Network Stack Hardening Whonix has implemented various security hardening
measures like disabling TCP timestamps, ICMP redirections, firewalling invalid packages, and more. Unfortunately these measures can increase the risk of ISP or Local Network fingerprinting. Despite this, security hardening has been prioritized.

Security and anonymity is more important than bleeding in / operating system detection.

Please explain.

Background fetch attack?

Is there a solution?

There are other issues to keep this opt-in. At least initially.

There are two issues.

A) Tor network capacity limitations.

The Tor Project expressed they preferred if file sharing isn’t used over the Tor network. References here:

Such continuous traffic would be similar.

B) Legal liability; courtesy:

Making all Whonix users use cover traffic by default would add additional automated (“robot”) Tor traffic. A lot traffic that isn’t even being looked at by any human, not even any program. (Solutions such as Proposal: add Noisy to default software simply discard after fetching a website or don’t even store it.)

Remote servers (websites) would received increased load. This could be considered a DDOS.

There might be a legal risk in doing that.

Also courtesy may require not doing that.

Maybe it would be different if noisy(or some other implementation) adhered to robots.txt standard that allows for an opt-out for websites.

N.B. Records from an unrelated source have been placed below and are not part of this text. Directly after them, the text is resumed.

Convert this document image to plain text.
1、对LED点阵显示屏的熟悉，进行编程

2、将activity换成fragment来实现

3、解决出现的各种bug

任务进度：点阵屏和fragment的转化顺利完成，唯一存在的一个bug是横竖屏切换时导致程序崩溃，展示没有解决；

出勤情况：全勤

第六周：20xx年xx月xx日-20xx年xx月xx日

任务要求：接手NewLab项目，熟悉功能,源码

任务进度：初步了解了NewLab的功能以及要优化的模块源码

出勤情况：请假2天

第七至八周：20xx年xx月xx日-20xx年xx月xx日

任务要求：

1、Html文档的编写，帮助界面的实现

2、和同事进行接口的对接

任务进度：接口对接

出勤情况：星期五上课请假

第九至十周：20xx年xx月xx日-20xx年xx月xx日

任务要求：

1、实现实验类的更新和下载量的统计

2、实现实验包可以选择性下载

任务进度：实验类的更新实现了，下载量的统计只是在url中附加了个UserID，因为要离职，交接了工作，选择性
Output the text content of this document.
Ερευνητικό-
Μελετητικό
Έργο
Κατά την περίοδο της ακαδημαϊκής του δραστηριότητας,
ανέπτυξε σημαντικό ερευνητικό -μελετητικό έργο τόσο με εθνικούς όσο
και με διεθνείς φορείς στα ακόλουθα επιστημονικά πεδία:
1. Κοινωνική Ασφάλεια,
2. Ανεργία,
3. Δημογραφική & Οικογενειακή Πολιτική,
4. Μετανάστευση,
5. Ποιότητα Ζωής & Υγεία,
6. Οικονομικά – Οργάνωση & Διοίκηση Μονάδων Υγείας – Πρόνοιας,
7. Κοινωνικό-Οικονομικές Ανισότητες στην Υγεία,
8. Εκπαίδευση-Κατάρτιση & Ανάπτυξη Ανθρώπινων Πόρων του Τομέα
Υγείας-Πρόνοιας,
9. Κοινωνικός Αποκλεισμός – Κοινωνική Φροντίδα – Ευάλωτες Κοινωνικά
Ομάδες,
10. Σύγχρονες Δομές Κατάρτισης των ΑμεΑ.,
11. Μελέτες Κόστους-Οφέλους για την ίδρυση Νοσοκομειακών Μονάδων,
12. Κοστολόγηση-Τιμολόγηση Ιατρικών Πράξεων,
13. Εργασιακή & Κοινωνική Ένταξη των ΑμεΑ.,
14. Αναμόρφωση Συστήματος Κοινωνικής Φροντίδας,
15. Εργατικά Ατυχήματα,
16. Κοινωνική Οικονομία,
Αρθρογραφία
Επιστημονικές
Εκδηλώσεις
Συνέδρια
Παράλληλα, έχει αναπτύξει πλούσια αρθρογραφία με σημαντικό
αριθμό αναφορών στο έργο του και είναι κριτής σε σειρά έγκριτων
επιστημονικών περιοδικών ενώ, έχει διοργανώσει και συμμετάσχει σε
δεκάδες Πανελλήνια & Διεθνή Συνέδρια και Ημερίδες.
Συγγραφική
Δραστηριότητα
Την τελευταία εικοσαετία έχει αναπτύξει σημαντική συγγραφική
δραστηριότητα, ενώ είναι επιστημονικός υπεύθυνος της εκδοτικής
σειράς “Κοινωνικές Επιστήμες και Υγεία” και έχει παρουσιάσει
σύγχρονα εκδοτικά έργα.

Paper: Maybenot: A Framework for Traffic Analysis Defenses | Proceedings of the 22nd Workshop on Privacy in the Electronic Society

Source code: GitHub - maybenot-io/maybenot: a framework for traffic analysis defenses

Looks interesting, and complicated.

This seems like a feature too big for the Whonix project to implement. This should be integrated directly inside Tor. Not only in Whonix. If Tor implements this feature, then Whonix would also get access to this feature.

Unfortunately, on torproject.org issue tracker I cannot even find a feature request to implement a similar feature in Tor.